Sellers shared his astronaut's perspective on climate change in Leonardo DiCaprio's documentary, "Before the Flood," released this fall. He told DiCaprio that seeing the earth's atmosphere as a "tiny little onion skin" from space helped him gain a fuller understanding of the planet's delicacy.
He also wrote a New York Times op-ed about grappling with the meaning of his life's work after learning he had terminal cancer. In both the film and the op-ed, he was optimistic, arguing that he expected human ingenuity to rescue the planet from a dire future of runaway global warming.
In the op-ed, Sellers wrote that the best way he could imagine spending his final months was to continue working, despite knowing he would not live to see the worst of climate change or the harnessing of possible solutions.
"New technologies have a way of bettering our lives in ways we cannot anticipate. There is no convincing, demonstrated reason to believe that our evolving future will be worse than our present, assuming careful management of the challenges and risks," Sellers wrote. "History is replete with examples of us humans getting out of tight spots."
The British-born Sellers was deputy director for sciences and exploration at NASA's Goddard Space Flight Center in Greenbelt, Maryland. He started working for NASA as a scientist in 1982 and joined its astronaut corps in 1996. He made three flights to the International Space Station, the last in 2010.
"Howard Stern Show" star Joey Boots died in New York City Friday, TMZ reported. He was 49 years old.
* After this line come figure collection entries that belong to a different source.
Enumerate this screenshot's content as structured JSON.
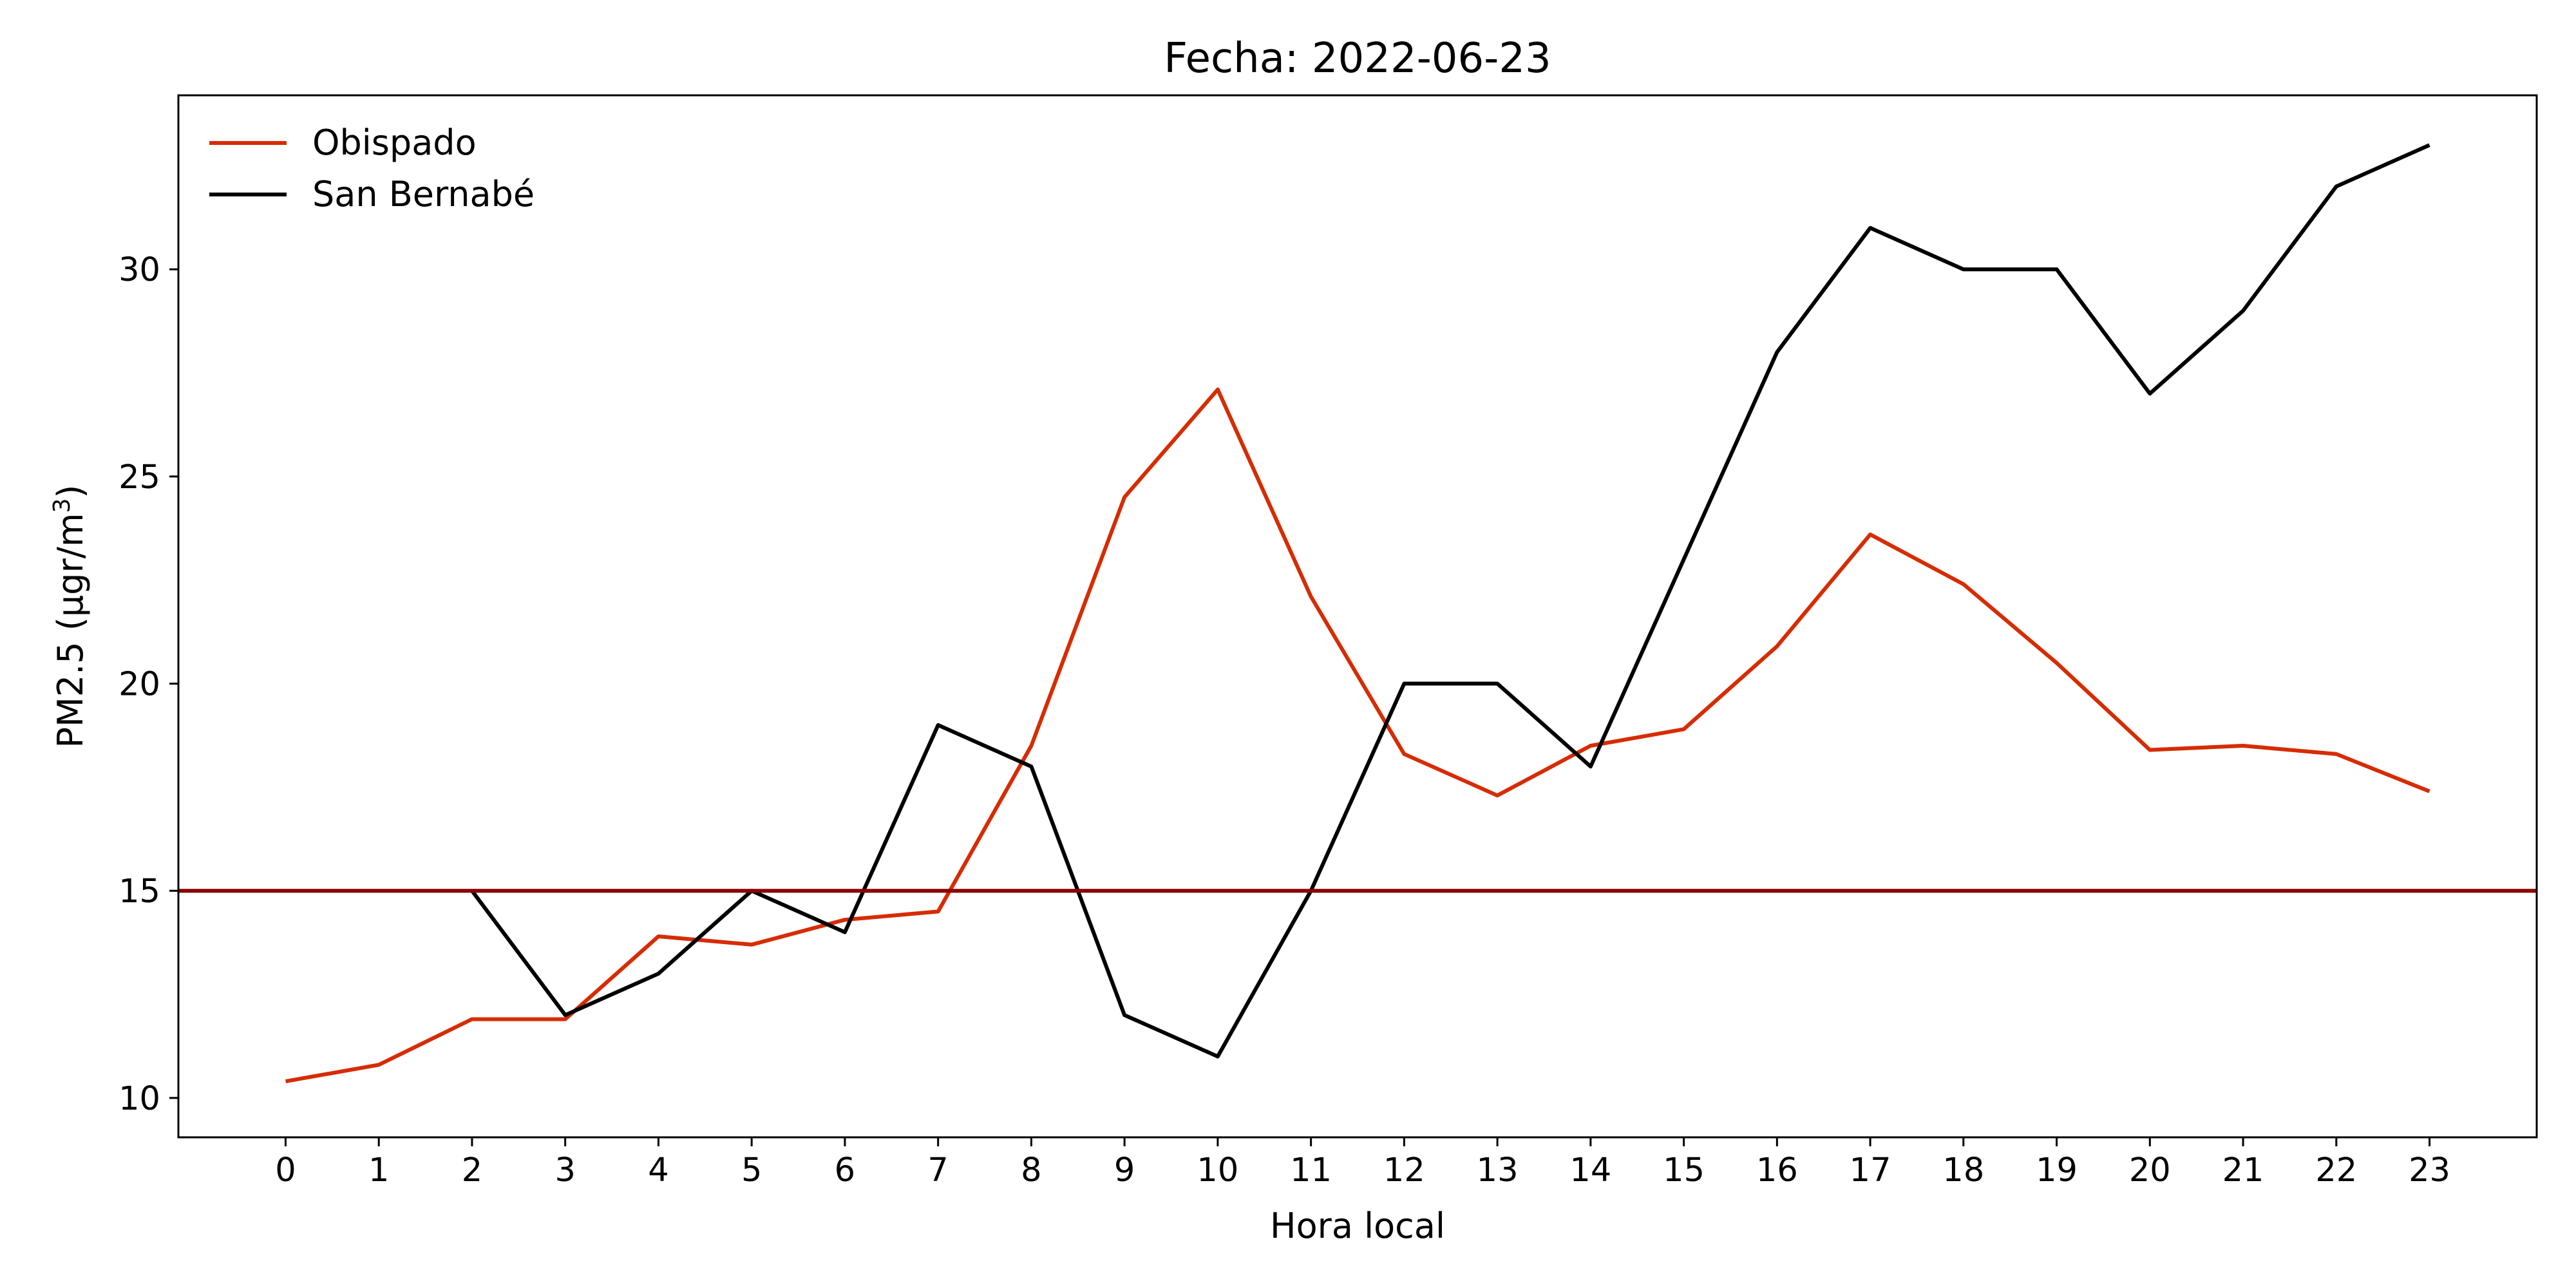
{
  "chart_data": {
    "type": "line",
    "title": "Fecha: 2022-06-23",
    "xlabel": "Hora local",
    "ylabel_main": "PM2.5 (μgr/m",
    "ylabel_sup": "3",
    "ylabel_close": ")",
    "x": [
      0,
      1,
      2,
      3,
      4,
      5,
      6,
      7,
      8,
      9,
      10,
      11,
      12,
      13,
      14,
      15,
      16,
      17,
      18,
      19,
      20,
      21,
      22,
      23
    ],
    "xticks": [
      "0",
      "1",
      "2",
      "3",
      "4",
      "5",
      "6",
      "7",
      "8",
      "9",
      "10",
      "11",
      "12",
      "13",
      "14",
      "15",
      "16",
      "17",
      "18",
      "19",
      "20",
      "21",
      "22",
      "23"
    ],
    "yticks": [
      10,
      15,
      20,
      25,
      30
    ],
    "ytick_labels": [
      "10",
      "15",
      "20",
      "25",
      "30"
    ],
    "xlim": [
      -1.15,
      24.15
    ],
    "ylim": [
      9.05,
      34.2
    ],
    "series": [
      {
        "name": "Obispado",
        "color": "#d62c00",
        "values": [
          10.4,
          10.8,
          11.9,
          11.9,
          13.9,
          13.7,
          14.3,
          14.5,
          18.5,
          24.5,
          27.1,
          22.1,
          18.3,
          17.3,
          18.5,
          18.9,
          20.9,
          23.6,
          22.4,
          20.5,
          18.4,
          18.5,
          18.3,
          17.4
        ]
      },
      {
        "name": "San Bernabé",
        "color": "#000000",
        "values": [
          null,
          null,
          15,
          12,
          13,
          15,
          14,
          19,
          18,
          12,
          11,
          15,
          20,
          20,
          18,
          23,
          28,
          31,
          30,
          30,
          27,
          29,
          32,
          33
        ]
      }
    ],
    "hline": {
      "y": 15,
      "color": "#8b0000"
    },
    "legend_position": "top-left",
    "grid": false
  }
}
Boots was best known as one of Stern's "Wack Packers." He was famous for his "Baba Booey" line.
Boots, whose birth name was, Joseph Bassolino, was found in Bronx apartment around 9:45 p.m. Friday night after police received a call for a male in need of medical attention. Boots was pronounced dead on arrival.
His cause of death is currently unknown, but is being investigated by the medical examiner. There was no apparent trauma, the New York Daily News
High Pitch Erik, who is a fellow Wack Packer, checked on Boots after he didn't show up to a scheduled gig. The two worked on the podcast, "The Joey Boots Show."
Their last podcast was titled, "Drown Vinnies Kids in The Tub." "The Guys probe Joey about his previous dating before he came out - High Pitch Erik is asked about how he and his Jewish family celebrated Christmas - Technical difficulty - Stupid broad calls in and gets hung up on - the boys discuss the attractiveness of Middle-Eastern women - High Pitch tells why his lawyer Vinny has to die. Callers wish Gonzo a happy 31st birthday - What does High Pitch know about #PizzaGate," the description reads.